During my PostDoc in Auckland, New Zealand I developed a marker-less MoCap system (click on the images for example videos). The task is to determine the 3D position, orientation and kinematic chain configuration of human beings. Therefore I dealt with four main tasks:

Develop a pose estimation algorithm for rigid 3D free-form surface models (e.g. the tea-pot). Extending the pose algorithm to kinematic chains (to model human body movements). Embed morphing approaches for more realistic models to obtain more accurate results Perform a quantitative error analysis with a commercial available marker based tracking system.

Try to click on the images to see some example videos !

Pose estimation of rigid objects

The left images show results obtained from my algorithms. I implemented an algorithm for silhouette based pose estimation. This means as input image data I assume only the boundary of the object in the image as shown left. I am able to deal wih noisy image data, as the shadows under the car or the hand grasping the tea pot. Furthermore, it is possible to handle aspect changes of the object very efficiently and the object on the turntable is a nice example that I am able to deal even with 360 degree rotations of the object. The processing time on a Linux 2GHz machine varies between 100 and 300 ms for each frame(!). See (here) for a recent publication.

Multi-view MoCap

The left figure shows a MoCap example of a stereo sequence. The figure is splitted in the left camera (top) and right camera (bottom). Each part shows the original image in the upper left, and the used corner features in the lower left. The images in the middle show pose results overlaid with the original images and the right images show pose results in a virtual environment.

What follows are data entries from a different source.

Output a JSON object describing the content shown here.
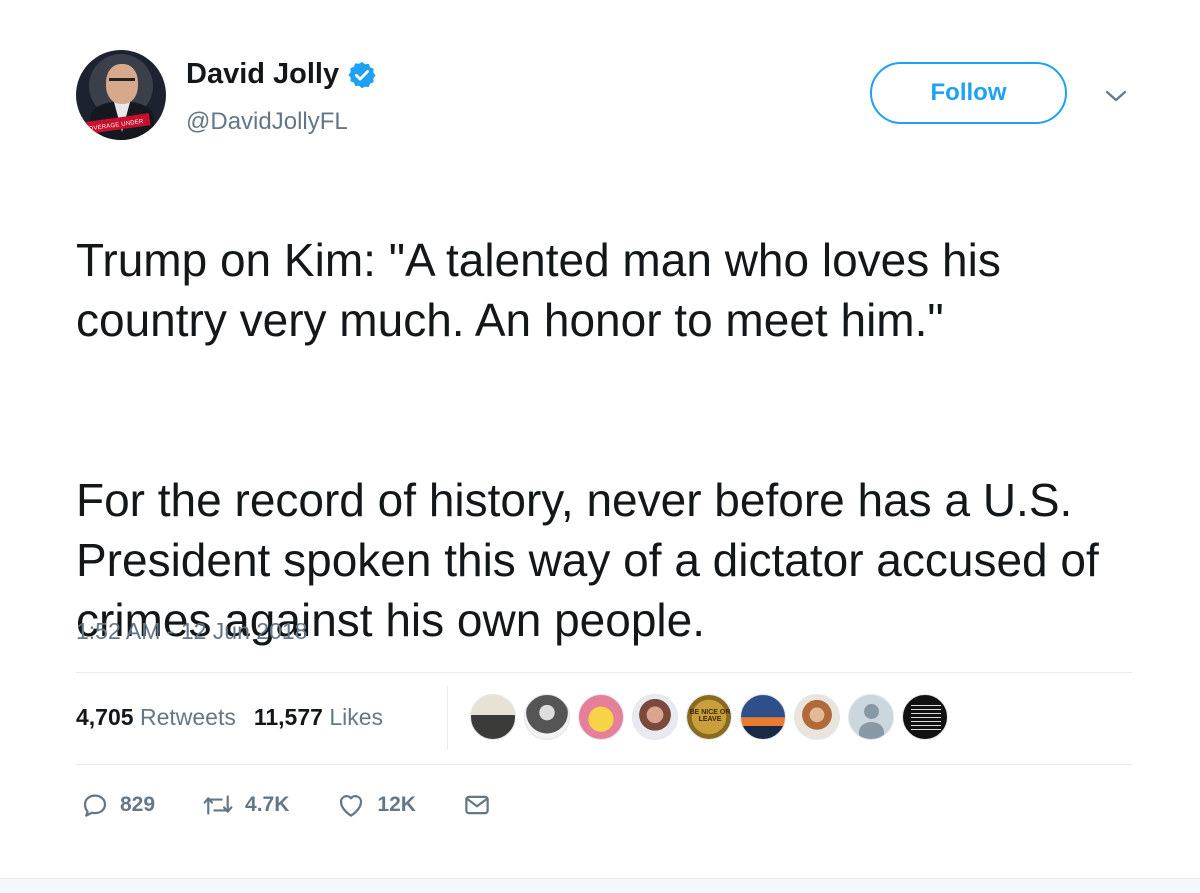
{
  "author": {
    "display_name": "David Jolly",
    "handle": "@DavidJollyFL",
    "avatar_banner_text": "COVERAGE UNDER"
  },
  "follow_button": {
    "label": "Follow"
  },
  "tweet": {
    "paragraphs": [
      "Trump on Kim: \"A talented man who loves his country very much. An honor to meet him.\"",
      "For the record of history, never before has a U.S. President spoken this way of a dictator accused of crimes against his own people."
    ],
    "timestamp": "1:52 AM - 12 Jun 2018"
  },
  "stats": {
    "retweets_count": "4,705",
    "retweets_label": "Retweets",
    "likes_count": "11,577",
    "likes_label": "Likes"
  },
  "liker_badge_text": "BE NICE OR LEAVE",
  "actions": {
    "reply_count": "829",
    "retweet_count": "4.7K",
    "like_count": "12K"
  },
  "colors": {
    "accent": "#1da1f2",
    "secondary_text": "#657786",
    "primary_text": "#14171a",
    "divider": "#e6ecf0"
  },
  "icons": [
    "verified-badge-icon",
    "chevron-down-icon",
    "reply-icon",
    "retweet-icon",
    "like-icon",
    "message-icon"
  ]
}
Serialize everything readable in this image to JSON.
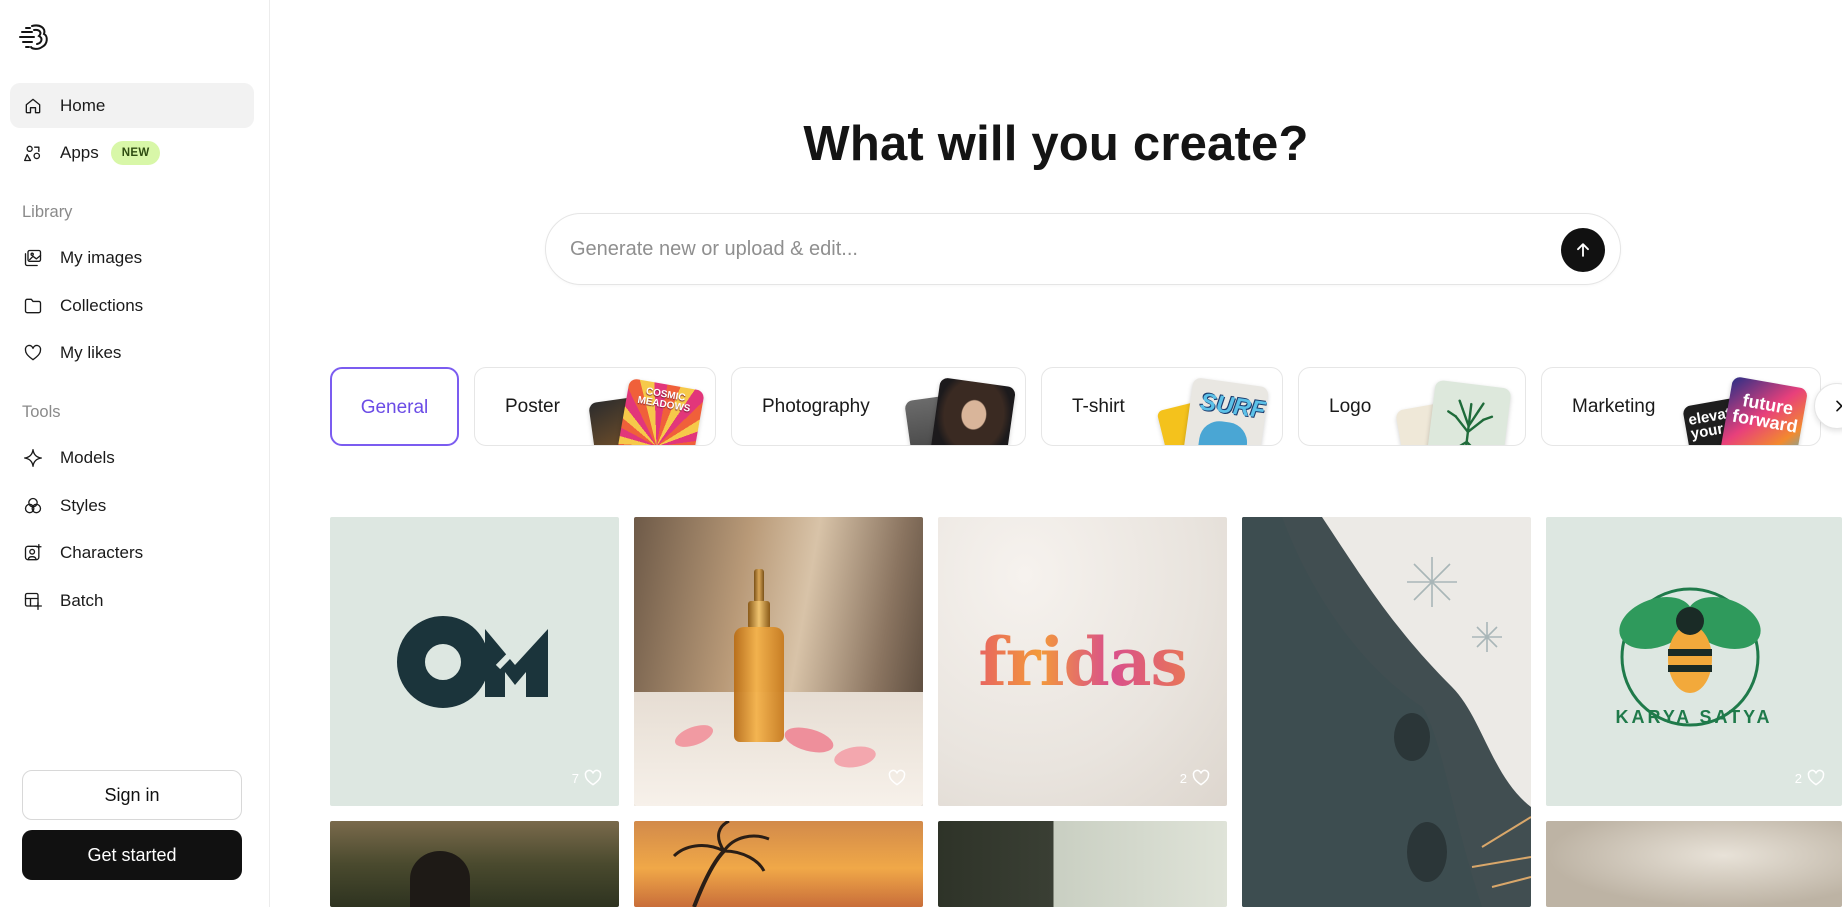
{
  "sidebar": {
    "nav": [
      {
        "label": "Home",
        "icon": "home-icon"
      },
      {
        "label": "Apps",
        "icon": "apps-icon",
        "badge": "NEW"
      }
    ],
    "library_label": "Library",
    "library": [
      {
        "label": "My images",
        "icon": "images-icon"
      },
      {
        "label": "Collections",
        "icon": "folder-icon"
      },
      {
        "label": "My likes",
        "icon": "heart-icon"
      }
    ],
    "tools_label": "Tools",
    "tools": [
      {
        "label": "Models",
        "icon": "sparkle-icon"
      },
      {
        "label": "Styles",
        "icon": "styles-icon"
      },
      {
        "label": "Characters",
        "icon": "character-icon"
      },
      {
        "label": "Batch",
        "icon": "batch-icon"
      }
    ],
    "sign_in": "Sign in",
    "get_started": "Get started"
  },
  "main": {
    "headline": "What will you create?",
    "prompt_placeholder": "Generate new or upload & edit...",
    "categories": [
      "General",
      "Poster",
      "Photography",
      "T-shirt",
      "Logo",
      "Marketing"
    ],
    "gallery": [
      {
        "likes": "7"
      },
      {
        "likes": ""
      },
      {
        "likes": "2"
      },
      {
        "likes": ""
      },
      {
        "likes": "2"
      }
    ],
    "thumb_texts": {
      "poster": "COSMIC MEADOWS",
      "tshirt": "SURF",
      "marketing": "future forward",
      "marketing_back": "elevate your"
    },
    "gallery_texts": {
      "logo_card": "ON",
      "fridas_card": "fridas",
      "bee_card": "KARYA SATYA"
    }
  },
  "colors": {
    "accent": "#7b5cf0",
    "badge_bg": "#d8f7a8",
    "primary_button": "#111111"
  }
}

See (here) for a recent publication.

Morphing during Human Motion Estimation

The left figure shows an example for morphing techniques: Its left image shows the morphed joint transformed arms, and the right one the non-morphed arms. The angles of the upper arms steer the amount of morphing during lowering or raising the shoulders. Here a global morphing is applied, but I have also implemented local morphing techniques by using radial basis functions (RBFs). The left motion (see also the video) appears much more natural. See (here) for a recent publication.

Sports Movement Analysis

The left figure shows further example images taken from 4-camera sequences in the GAIT-Lab. As can be seen, we are able to track complex motion patterns to analyse e.g. push ups or sit ups.

Quantitative error analysis For a quantitative error analysis, we compared our silhouette based tracking system with the marker based Motion Analysis tracking system. We observed a deviation of less then 3 degrees. See (here) for a recent publication.